Connecting to VPN prevents access to normal web sites

I have Ubuntu 10.04 installed with OpenVPN, and when I connect to a VPN, http access to non VPN sites stops working, until I close the VPN connection. To be more specific, both Chrome and Firefox stop being able to load sites like google.com. Sites on my companies intranet are accessible, as well as pages from localhost.

I have asked the Ubuntu gurus at my company, and they can't fix the problem. I have no proxies set up, and the VPN connection uses Automatic VPN with no routes.


Solution 1:

I recently had this same problem.

First question is: Can you ping the sites? Second question: If you can, what packet size can you ping up to "ping -s 1300 www.google.com"

For me it was to do with the MTU and the fact that the VPN was not correctly detecting the MTU size and at the same time not allowing fragmentation.

network manager in 10.04 has these values hard-coded.

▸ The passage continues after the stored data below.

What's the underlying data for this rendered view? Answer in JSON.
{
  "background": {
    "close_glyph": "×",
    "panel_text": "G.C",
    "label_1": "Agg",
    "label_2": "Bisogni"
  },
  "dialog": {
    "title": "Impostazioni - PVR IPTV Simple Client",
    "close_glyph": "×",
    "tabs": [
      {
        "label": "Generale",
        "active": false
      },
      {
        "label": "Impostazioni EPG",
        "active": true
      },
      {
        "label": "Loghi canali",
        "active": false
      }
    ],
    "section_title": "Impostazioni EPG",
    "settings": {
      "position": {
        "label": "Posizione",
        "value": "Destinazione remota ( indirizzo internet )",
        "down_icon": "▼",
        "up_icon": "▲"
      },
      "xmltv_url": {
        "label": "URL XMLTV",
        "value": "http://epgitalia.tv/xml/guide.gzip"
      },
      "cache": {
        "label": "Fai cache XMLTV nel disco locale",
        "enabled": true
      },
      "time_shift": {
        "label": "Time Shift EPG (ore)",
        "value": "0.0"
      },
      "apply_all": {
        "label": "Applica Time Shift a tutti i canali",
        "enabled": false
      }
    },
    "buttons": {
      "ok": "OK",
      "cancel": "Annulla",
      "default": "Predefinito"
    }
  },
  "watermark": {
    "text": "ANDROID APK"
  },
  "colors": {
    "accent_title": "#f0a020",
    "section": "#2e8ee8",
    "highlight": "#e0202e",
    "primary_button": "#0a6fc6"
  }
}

I found a bug about it, it has a patch but I don't think its going to be in 10.04:

https://bugs.launchpad.net/ubuntu/+source/network-manager-openvpn/+bug/112248

I manually compiled network manager, set the VPN MTU to 1300 and the mss bit on and the whole thing worked again.

Solution 2:

As mentioned before, this seems to be a routing issue. I know that some other VPN client/server are imposing a blocking mode, so that everything actually goes through the VPN. What you want is know as "Split Mode",where part of the routing is going through the virtual adapter, forwarded as encrypted, and the rest goes as usual. Since there seems to be more flexibility under Linux, you should be able (as root) to view your actual routes and change those, or change them in the configuration.

Note that some servers may be able to FORCE a routing to the server, blocking any other route. This may be based on thepolicy and configuration of the VPN server. I use OpenVPN to access a restricted networking in Ottawa for ethical hacking, and the addressing is using non-routable addresses, so the routing is for a specific netmask only. Once I am connected, I can still connect to gmail.com to retrieve my email, while having access to the protected network.

One of the reeasons to do this on VPN is that some organizations do not want to have split connections to avoid infomration leaks that could happen, should ouy have a trojan that could spy on you.